Just after birth many new mothers will experience a phenomenon called the baby blues when they’ll notice that their emotions can run very high, they get tearful quite easily and can go from one mood to the next in just an instant. This is extremely common and is caused by the changing hormone levels in the body as it recovers from the pregnancy. The baby blues usually resolve quickly and tend to last for no more than 1-2 weeks [1].

Baby blue symptoms include things like mood swings, anxiety, sadness, feeling overwhelmed, crying, reduced concentration or difficulty sleeping.

Because the blues usually come and go in about 2 weeks it is not a condition that requires any input from a healthcare professional and once the post-pregnancy hormones have had a chance to settle down, mothers will notice that they feel back to their normal selves.

Postpartum depression

On the other end of the spectrum to baby blues is a condition called postpartum depression. Postpartum depression is a mood disorder that can affect any woman after childbirth [3]. Mothers with postpartum depression experience feelings of extreme sadness, anxiety, and exhaustion that may make it difficult for them to complete daily care activities for themselves or for others (4).

Symptoms of postpartum depression

At first, postpartum depression may be mistaken for the baby blues but the main difference between them is that the baby blues usually go away on their own after about 2 weeks.
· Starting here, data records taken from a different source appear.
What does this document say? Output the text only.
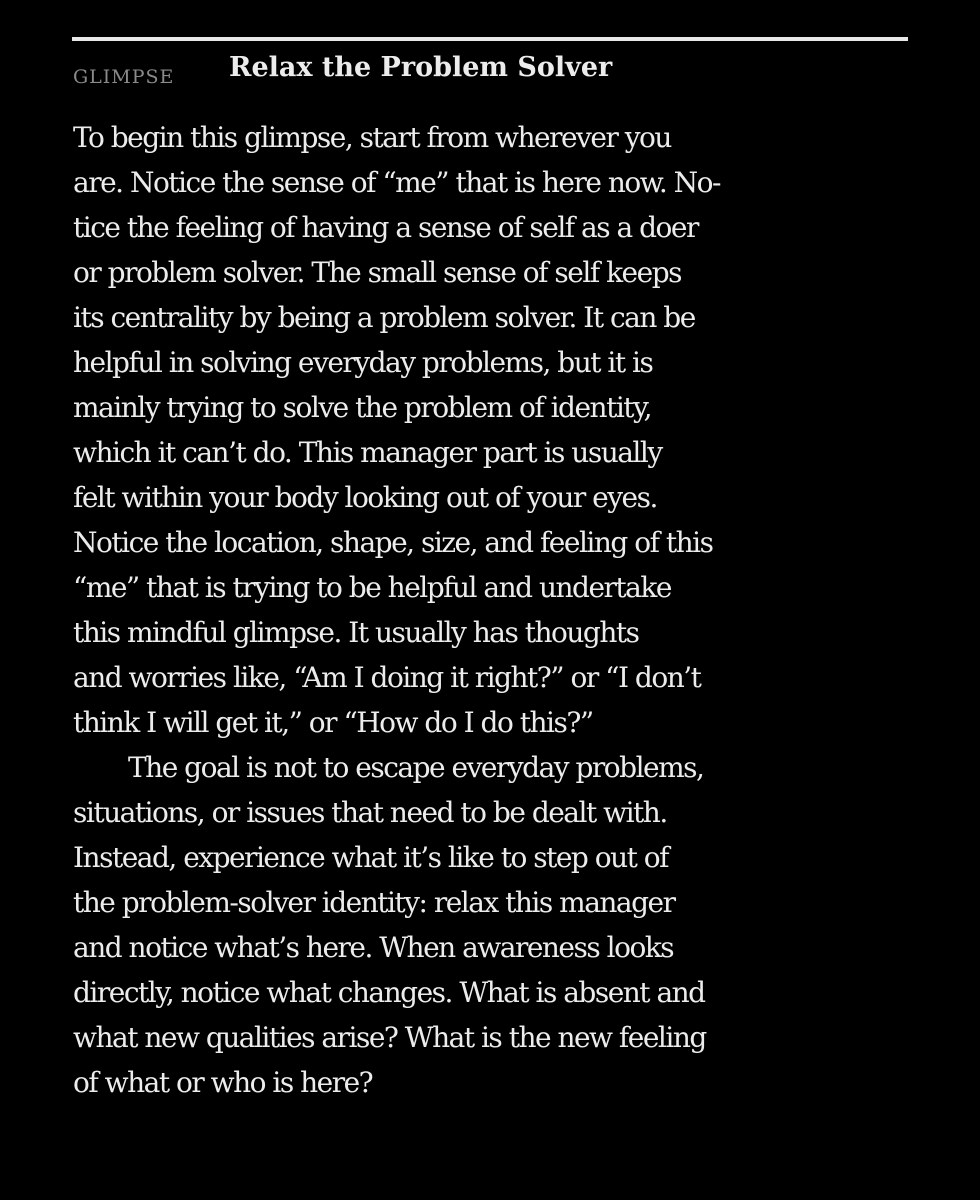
GLIMPSE Relax the Problem Solver
To begin this glimpse, start from wherever you
are. Notice the sense of “me” that is here now. No-
tice the feeling of having a sense of self as a doer
or problem solver. The small sense of self keeps
its centrality by being a problem solver. It can be
helpful in solving everyday problems, but it is
mainly trying to solve the problem of identity,
which it can’t do. This manager part is usually
felt within your body looking out of your eyes.
Notice the location, shape, size, and feeling of this
“me” that is trying to be helpful and undertake
this mindful glimpse. It usually has thoughts
and worries like, “Am I doing it right?” or “I don’t
think I will get it,” or “How do I do this?”
The goal is not to escape everyday problems,
situations, or issues that need to be dealt with.
Instead, experience what it’s like to step out of
the problem-solver identity: relax this manager
and notice what’s here. When awareness looks
directly, notice what changes. What is absent and
what new qualities arise? What is the new feeling
of what or who is here?
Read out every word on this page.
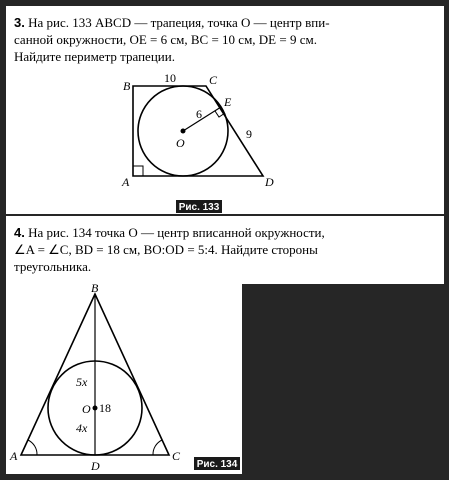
3. На рис. 133 ABCD — трапеция, точка O — центр впи-
санной окружности, OE = 6 см, BC = 10 см, DE = 9 см.
Найдите периметр трапеции.
B	C
E
A	D
O
10
6
9
Рис. 133
4. На рис. 134 точка O — центр вписанной окружности,
∠A = ∠C, BD = 18 см, BO:OD = 5:4. Найдите стороны
треугольника.
B
A	C
D
O
5x
4x
18
Рис. 134
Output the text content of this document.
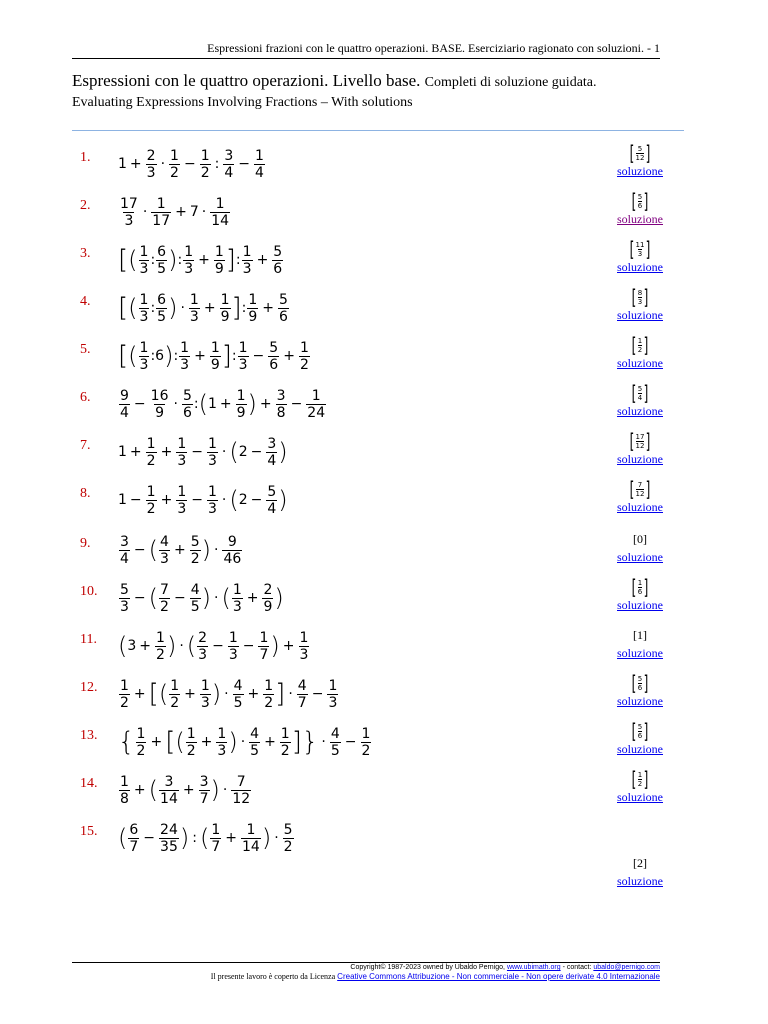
Espressioni frazioni con le quattro operazioni. BASE. Eserciziario ragionato con soluzioni. - 1
Espressioni con le quattro operazioni. Livello base. Completi di soluzione guidata.
Evaluating Expressions Involving Fractions – With solutions
1. $1 + \frac{2}{3}$ ·
1
2
− $\frac{1}{2}$ :
3
4
− $\frac{1}{4}$	[ 5
12 ]
soluzione
2. 17
3
·
1
17
+ 7 ·
1
14
[ 5
6 ]
soluzione
3. [ ( 1
3
:
6
5 ) :
1
3
+ $\frac{1}{9}$ ] :
1
3
+ $\frac{5}{6}$	[ 11
3 ]
soluzione
4. [ ( 1
3
:
6
5 ) ·
1
3
+ $\frac{1}{9}$ ] :
1
9
+ $\frac{5}{6}$	[ 8
3 ]
soluzione
5. [ ( 1
3
:6 ) :
1
3
+ $\frac{1}{9}$ ] :
1
3
− $\frac{5}{6} + \frac{1}{2}$	[ 1
2 ]
soluzione
6. 9
4
− $\frac{16}{9}$ ·
5
6
: ( $1 + \frac{1}{9}$ ) + $\frac{3}{8} - \frac{1}{24}$	[ 5
4 ]
soluzione
7. $1 + \frac{1}{2} + \frac{1}{3} - \frac{1}{3}$ · ( $2 - \frac{3}{4}$ )	[ 17
12 ]
soluzione
8. $1 - \frac{1}{2} + \frac{1}{3} - \frac{1}{3}$ · ( $2 - \frac{5}{4}$ )	[ 7
12 ]
soluzione
9. 3
4
− ( 4
3
+ $\frac{5}{2}$ ) ·
9
46
[0]
soluzione
10. 5
3
− ( 7
2
− $\frac{4}{5}$ ) · ( 1
3
+ $\frac{2}{9}$ )	[ 1
6 ]
soluzione
11. ( $3 + \frac{1}{2}$ ) · ( 2
3
− $\frac{1}{3} - \frac{1}{7}$ ) + $\frac{1}{3}$	[1]
soluzione
12. 1
2
+ [ ( 1
2
+ $\frac{1}{3}$ ) ·
4
5
+ $\frac{1}{2}$ ] ·
4
7
− $\frac{1}{3}$	[ 5
6 ]
soluzione
13. { 1
2
+ [ ( 1
2
+ $\frac{1}{3}$ ) ·
4
5
+ $\frac{1}{2}$ ] } ·
4
5
− $\frac{1}{2}$	[ 5
6 ]
soluzione
14. 1
8
+ ( 3
14
+ $\frac{3}{7}$ ) ·
7
12
[ 1
2 ]
soluzione
15. ( 6
7
− $\frac{24}{35}$ ) : ( 1
7
+ $\frac{1}{14}$ ) ·
5
2
[2]
soluzione
Copyright© 1987-2023 owned by Ubaldo Pernigo, www.ubimath.org - contact: ubaldo@pernigo.com
Il presente lavoro è coperto da Licenza Creative Commons Attribuzione - Non commerciale - Non opere derivate 4.0 Internazionale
Postpartum depression however does not go away that quickly and instead its sufferers may experience symptoms that are more intense such as the following [2]:

  • Depressed mood or severe mood swings
  • Difficulty bonding with your baby or feelings of not being a good mother
  • Withdrawing from family and friends
  • Loss of appetite or eating much more than usual
  • Inability to sleep (insomnia) or sleeping too much
  • Overwhelming fatigue or loss of energy
  • Excessive crying
  • Reduced interest and pleasure in activities you used to enjoy
  • Feelings of worthlessness, shame, guilt or inadequacy
  • Thoughts of harming yourself or your baby
  • Recurrent thoughts of death or suicide

Women experiencing some or all of these symptoms should seek advice from their healthcare provider or see their Doctor immediately. The diagnosis of postpartum depression can only be made from a medical professional and it is extremely important that all women (or the partners and family members of new mothers) who they suspect might have postpartum depression speak to a medical professional as soon as possible.

Signs that it’s time to get medical help

Women feeling depressed after the birth of the baby may be reluctant or embarrassed to admit that they need some help but postpartum depression is a very common condition and with the right treatment most women tend to have a good outcome.

Mothers may feel embarrassed to admit they have some of the symptoms of postpartum depression but postpartum depression is not a flaw or weakness and is not caused by anything the mother has done or not done. In fact the causes of postpartum depression are not completely understood and it is important to keep in mind that it can affect any woman regardless of age, race, ethnicity, or economic status.

Treatment for postpartum depression

Treatment for postpartum depression can come in the form of talking therapies, medication or different types of counseling which may help address other things like family or interpersonal relationships that may be contributing to postpartum depression.

Without treatment, postpartum depression can last for months or years and lead to other health complications in the future so it very important for women who suspect they have it or those around them that suspect a new mother may be suffering from postpartum depression to seek medical advice immediately.


1,2) Mayo Clinic. Post partum depression. August 2015.

3, 4) National Institute of Health. Post partum depression facts. U.S. Department of Health and Human Services.